In November, it said Blackwell would exceed initial revenue projections of several billion dollars in the fourth quarter.

"Blackwell has been a complicated set of products to launch," said Gabelli's Belton. 

"With the magnitude of out-performance that investors have become used to - Nvidia's delivery could be smaller this time around, just given some of these dynamics with the Blackwell launch." 

(Reporting by Arsheeya Bajwa in Bengaluru; Editing by Arun Koyyur)

Key Takeaways

  • Nvidia's AI chip demand is under scrutiny due to DeepSeek's low-cost models.
  • Investors question the necessity of Nvidia's expensive chips.
  • Nvidia expected to report a 72% revenue surge in Q4.
  • Blackwell chip shipments boost revenue but squeeze margins.
  • TSMC expands capacity to meet Nvidia's advanced packaging needs.

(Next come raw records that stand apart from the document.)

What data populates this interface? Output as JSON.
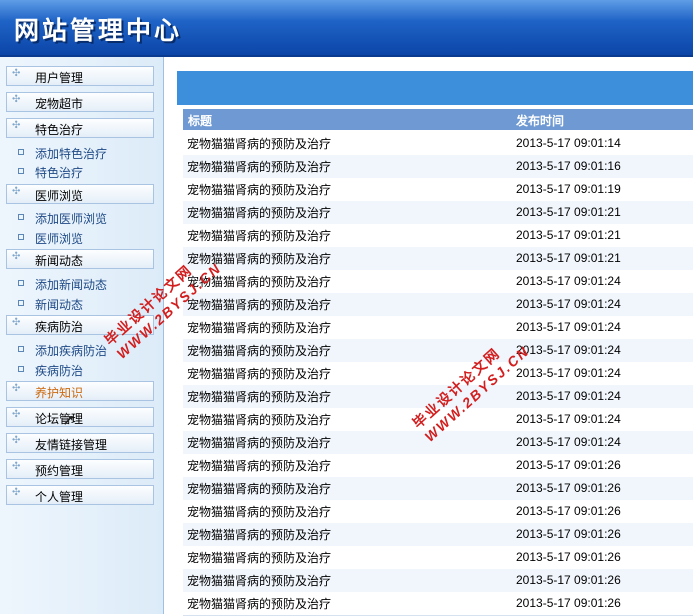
{
  "header": {
    "title": "网站管理中心"
  },
  "sidebar": {
    "menus": [
      {
        "label": "用户管理"
      },
      {
        "label": "宠物超市"
      },
      {
        "label": "特色治疗"
      },
      {
        "label": "医师浏览"
      },
      {
        "label": "新闻动态"
      },
      {
        "label": "疾病防治"
      },
      {
        "label": "养护知识"
      },
      {
        "label": "论坛管理"
      },
      {
        "label": "友情链接管理"
      },
      {
        "label": "预约管理"
      },
      {
        "label": "个人管理"
      }
    ],
    "subitems": [
      {
        "label": "添加特色治疗"
      },
      {
        "label": "特色治疗"
      },
      {
        "label": "添加医师浏览"
      },
      {
        "label": "医师浏览"
      },
      {
        "label": "添加新闻动态"
      },
      {
        "label": "新闻动态"
      },
      {
        "label": "添加疾病防治"
      },
      {
        "label": "疾病防治"
      }
    ]
  },
  "table": {
    "col_title": "标题",
    "col_date": "发布时间",
    "rows": [
      {
        "title": "宠物猫猫肾病的预防及治疗",
        "date": "2013-5-17 09:01:14"
      },
      {
        "title": "宠物猫猫肾病的预防及治疗",
        "date": "2013-5-17 09:01:16"
      },
      {
        "title": "宠物猫猫肾病的预防及治疗",
        "date": "2013-5-17 09:01:19"
      },
      {
        "title": "宠物猫猫肾病的预防及治疗",
        "date": "2013-5-17 09:01:21"
      },
      {
        "title": "宠物猫猫肾病的预防及治疗",
        "date": "2013-5-17 09:01:21"
      },
      {
        "title": "宠物猫猫肾病的预防及治疗",
        "date": "2013-5-17 09:01:21"
      },
      {
        "title": "宠物猫猫肾病的预防及治疗",
        "date": "2013-5-17 09:01:24"
      },
      {
        "title": "宠物猫猫肾病的预防及治疗",
        "date": "2013-5-17 09:01:24"
      },
      {
        "title": "宠物猫猫肾病的预防及治疗",
        "date": "2013-5-17 09:01:24"
      },
      {
        "title": "宠物猫猫肾病的预防及治疗",
        "date": "2013-5-17 09:01:24"
      },
      {
        "title": "宠物猫猫肾病的预防及治疗",
        "date": "2013-5-17 09:01:24"
      },
      {
        "title": "宠物猫猫肾病的预防及治疗",
        "date": "2013-5-17 09:01:24"
      },
      {
        "title": "宠物猫猫肾病的预防及治疗",
        "date": "2013-5-17 09:01:24"
      },
      {
        "title": "宠物猫猫肾病的预防及治疗",
        "date": "2013-5-17 09:01:24"
      },
      {
        "title": "宠物猫猫肾病的预防及治疗",
        "date": "2013-5-17 09:01:26"
      },
      {
        "title": "宠物猫猫肾病的预防及治疗",
        "date": "2013-5-17 09:01:26"
      },
      {
        "title": "宠物猫猫肾病的预防及治疗",
        "date": "2013-5-17 09:01:26"
      },
      {
        "title": "宠物猫猫肾病的预防及治疗",
        "date": "2013-5-17 09:01:26"
      },
      {
        "title": "宠物猫猫肾病的预防及治疗",
        "date": "2013-5-17 09:01:26"
      },
      {
        "title": "宠物猫猫肾病的预防及治疗",
        "date": "2013-5-17 09:01:26"
      },
      {
        "title": "宠物猫猫肾病的预防及治疗",
        "date": "2013-5-17 09:01:26"
      }
    ]
  },
  "watermark": {
    "name": "毕业设计论文网",
    "url": "WWW.2BYSJ.CN"
  }
}
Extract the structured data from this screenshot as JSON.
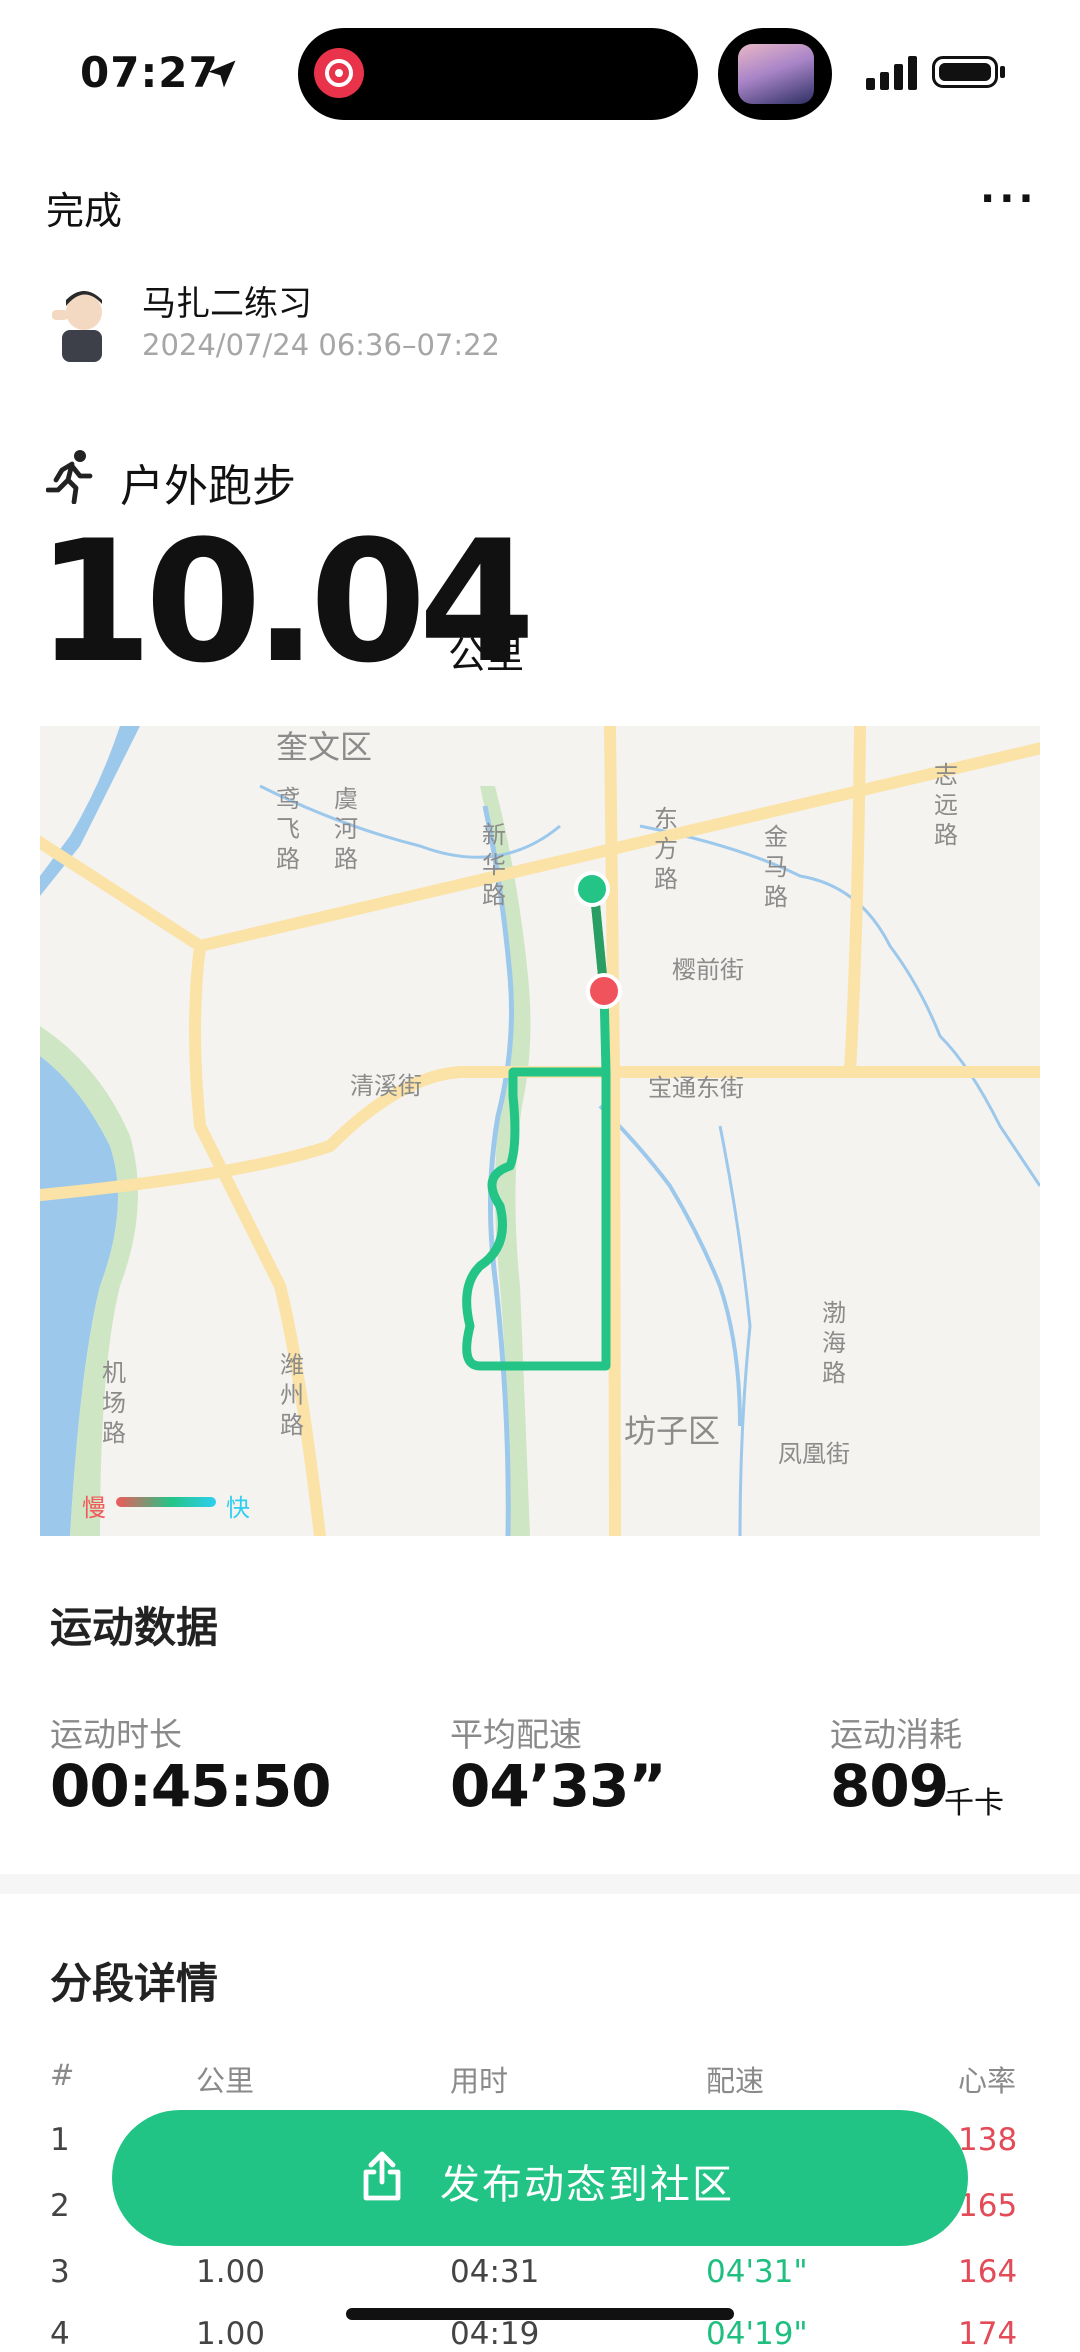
{
  "status_bar": {
    "time": "07:27"
  },
  "header": {
    "done_label": "完成",
    "more_label": "···"
  },
  "user": {
    "name": "马扎二练习",
    "time_range": "2024/07/24 06:36–07:22"
  },
  "workout": {
    "type": "户外跑步",
    "distance": "10.04",
    "distance_unit": "公里"
  },
  "map": {
    "labels": {
      "zhiwen": "奎文区",
      "yuanfei": "鸢\n飞\n路",
      "yuhe": "虞\n河\n路",
      "xinhua": "新\n华\n路",
      "dongfang": "东\n方\n路",
      "jinma": "金\n马\n路",
      "zhiyuan": "志\n远\n路",
      "yingqian": "樱前街",
      "qingxi": "清溪街",
      "baotong": "宝通东街",
      "bohai": "渤\n海\n路",
      "jichang": "机\n场\n路",
      "weizhou": "潍\n州\n路",
      "fangzi": "坊子区",
      "fenghuang": "凤凰街"
    },
    "legend": {
      "slow": "慢",
      "fast": "快"
    },
    "route_colors": {
      "start": "#24c486",
      "end": "#f0535c",
      "path": "#24c486"
    }
  },
  "stats": {
    "title": "运动数据",
    "duration": {
      "label": "运动时长",
      "value": "00:45:50"
    },
    "pace": {
      "label": "平均配速",
      "value": "04’33”"
    },
    "calories": {
      "label": "运动消耗",
      "value": "809",
      "unit": "千卡"
    }
  },
  "splits": {
    "title": "分段详情",
    "headers": {
      "index": "#",
      "km": "公里",
      "time": "用时",
      "pace": "配速",
      "heart": "心率"
    },
    "rows": [
      {
        "index": "1",
        "km": "",
        "time": "",
        "pace": "",
        "heart": "138"
      },
      {
        "index": "2",
        "km": "",
        "time": "",
        "pace": "",
        "heart": "165"
      },
      {
        "index": "3",
        "km": "1.00",
        "time": "04:31",
        "pace": "04'31\"",
        "heart": "164"
      },
      {
        "index": "4",
        "km": "1.00",
        "time": "04:19",
        "pace": "04'19\"",
        "heart": "174"
      }
    ]
  },
  "cta": {
    "label": "发布动态到社区"
  },
  "colors": {
    "accent": "#22c486",
    "heart_rate": "#e24b57"
  }
}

Frequently Asked Questions

What impact has DeepSeek had on Nvidia's market value?
DeepSeek's rise in January resulted in Nvidia losing $593 billion in market value, marking the largest one-day loss for any U.S. company.
What are Nvidia's revenue expectations for the fourth quarter?
Nvidia is expected to report a 72% surge in revenue to $38.05 billion in its fourth quarter, although this would be its slowest growth in seven quarters.
How are major customers responding to Nvidia's chip demand?
Major customers like Microsoft and Meta have indicated they will continue their significant data-center spending, suggesting ongoing demand for Nvidia's AI chips.
What challenges is Nvidia facing with the Blackwell chip series?
Nvidia's Blackwell series rollout has been complicated by design flaws and low chip yields, although the company has since addressed these issues.
What are analysts predicting for Nvidia's gross margin?
Analysts expect Nvidia's adjusted gross margin to shrink by more than three percentage points to 73.5% in the fourth quarter due to the costs associated with ramping up production.